The crisis centred around Australia's tour game in Srinagar, Kashmir, ahead of a six-Test series in India.
The tour from August to November, in the maddening Indian summer heat, was a "goodwill tour", Merriman said.
Kerry Packer's World Series Cricket and the Australian Cricket Board (ACB) had just struck peace - with a caveat from the media mogul.
Instead of India touring in the Australia summer of 1979/80, Packer insisted on hosting renowned drawcards England and the West Indies.
"So a side deal had to be done with India to go and play six Tests in India at that time of the year," Merriman said.
"It was a goodwill tour to try and square off the fact we had knocked them back."
On August 21, 1979, the Australians left for Madras. They arrived a day late - their Air India plane blew an engine after a Singapore stopover.
On landing in Madras, Merriman was asked by Indian official if the team was still going to Srinagar, Kashmir, for their scheduled tour opener from September 1.
"I said of course we are," Merriman said.
What he didn't know was Australia's government had told Indian counterparts that the team wouldn't be going to Srinagar.
The team had been threatened with death by the Pakistan Liberation Organisation if they travelled to Kashmir.
"What became obvious was that Andrew Peacock - the minister for foreign affairs in the Fraser government at the time - had got this message somehow that if we went to Srinagar our safety wouldn't be guaranteed and we would be attacked," Merriman said.
"He passed that on to the Australian Cricket Board and the chairman of the day was Bob Parish and he said we wouldn't go.
"Nobody told me."Â
For more than a week, the Australian cricketers sweltered at training in oppressive Madras heat.
"The humidity was shocking. Even (legspinner) Jim Higgs couldn't last four overs in the heat and Hoggy (paceman Rodney Hogg) was lucky to get two balls," Merriman said.
"It was a difficult place to stay."
All the while, Merriman absorbed information about the Srinagar threat from everyone from the Indian prime minister's office to Australia's high commission to AAP's touring journalist, John Coomber.
Was the threat credible?
"That's the unanswered question," he said.
"Certainly the Australian officials in Canberra gave it high quality to convince Peacock not to go - and the difficulty was undoing that advice.
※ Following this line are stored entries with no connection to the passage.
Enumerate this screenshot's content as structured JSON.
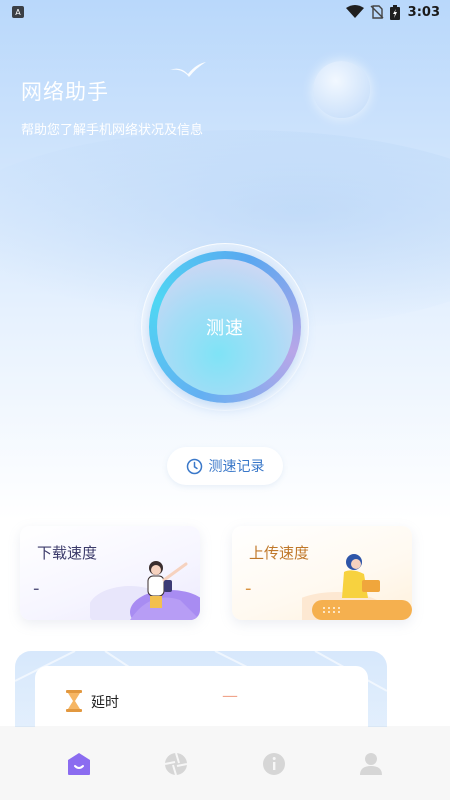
{
  "status_bar": {
    "time": "3:03",
    "notification_icon": "app-notification-icon",
    "icons": [
      "wifi-icon",
      "no-sim-icon",
      "battery-charging-icon"
    ]
  },
  "header": {
    "title": "网络助手",
    "subtitle": "帮助您了解手机网络状况及信息"
  },
  "speed_test": {
    "button_label": "测速"
  },
  "history": {
    "label": "测速记录",
    "icon": "clock-icon"
  },
  "cards": {
    "download": {
      "label": "下载速度",
      "value": "-"
    },
    "upload": {
      "label": "上传速度",
      "value": "-"
    }
  },
  "latency": {
    "label": "延时",
    "value": "—",
    "icon": "hourglass-icon"
  },
  "tabbar": {
    "tabs": [
      {
        "name": "home",
        "icon": "home-icon",
        "active": true
      },
      {
        "name": "discover",
        "icon": "aperture-icon",
        "active": false
      },
      {
        "name": "info",
        "icon": "info-icon",
        "active": false
      },
      {
        "name": "profile",
        "icon": "user-icon",
        "active": false
      }
    ]
  },
  "colors": {
    "accent": "#3a78c9",
    "active_tab": "#8b6cf0",
    "inactive_tab": "#d6d6d6",
    "download_label": "#3b3a6a",
    "upload_label": "#c0782a"
  }
}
The direction from the foreign affairs department was don't go.
"To be quite honest with you, I was uncertain what was going on because sitting in Madras with all the advice I was getting from the (Indian government) advisers and the Australian high commission in Delhi, it didn't seem to marry up with what was coming out of Canberra."
There was also the substantial ACB backdrop, of Australia the cricket nation needing to re-pay India.
"(ACB chairman) Parish said to me 'look, we have got to do something to help the Indians, they supported us during World Series Cricket and Peacock is saying don't go - we have got to find a solution," Merriman said.
Merriman called in the players for a meeting. They unanimously voted to go to Srinagar.
"They'd had a gutful of sitting in the heat in Madras, practising in terrible weather," he said.
"They said 'we just want to go and play cricket', so I could go back to the board and say 'the team want to go, I think we should go'.
"The emergency committee of the board at the time was Parish, Don Bradman and Tim Caldwell. Bob Parish said 'that is manna from heaven when you say you're going to go'.
"So we went.
"There was some doubt about the authenticity of the threat but every threat has got to be taken seriously.
"I wouldn't have put my life at risk or the life of anybody else at risk obviously, having received a commitment of extraordinary levels of security which was amply demonstrated."
Some 5000 troops manned the air strip when the Australians flew in.
Indian officials removed all other guests from the team hotel, telling them the hot water system had failed.
About 75 army personnel guarded the Australians at the hotel and more watched their every move.
And the tour match?
"The game itself was disappointing because the wicket was not great and we didn't perform very well," Merriman said.
"We managed to just scramble out with a draw over three days."
India then won the six-Test series, 2-0.